AAF’s Orlando Apollos to Practice in Georgia to Secure Workers’ Compensation Coverage for Players

Beginning in March, the Alliance of American Football’s Orlando Apollos will start practicing in the state of Georgia due to a lack of Workers’ Compensation coverage in its home state.

Typically, the vast majority of states’ laws provide workers compensation coverage for professional athletes. However, in Florida, professional athletes are not considered employees under its workers’ compensation laws, thereby preventing these athletes from filing claims for injuries arising out of the course of employment. For teams like the Tampa Bay Rays or Miami Dolphins, the overarching Leagues have procured insurance companies that provide coverage for the league as a whole; given the physicality and early stages of this brand new football league, the AAF has failed to secure a like policy from an insurance carrier to date.

In the interim, Apollos’ players will reside in a hotel in Jacksonville, Florida, roughly a thirty-minute bus ride away from the high school practice facility in Kingsland, Georgia. Meanwhile, the team will continue to play its home games at UCF’s Spectrum Stadium in Orlando, approximately 90 minutes away from the hotel.
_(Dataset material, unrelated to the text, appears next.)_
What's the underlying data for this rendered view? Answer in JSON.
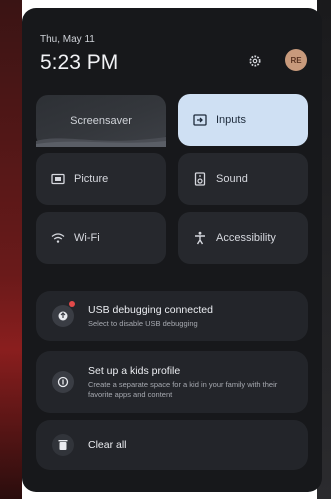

Notably, immensely popular head coach Steve Spurrier attempted to take things into his own hands, trying to “call some big shots in Tallahassee” to work with the state’s insurance commissioner, David Altmaier; unfortunately for Orlando, nothing came to fruition. Thus, until the AAF builds a relationship with a workers’ compensation insurance carrier to cover itself league-wide, the Apollos will need to have at least 51% of their practices in Georgia for it to cover players under its workers’ compensation laws – this equals 36 days out of the 77-day season.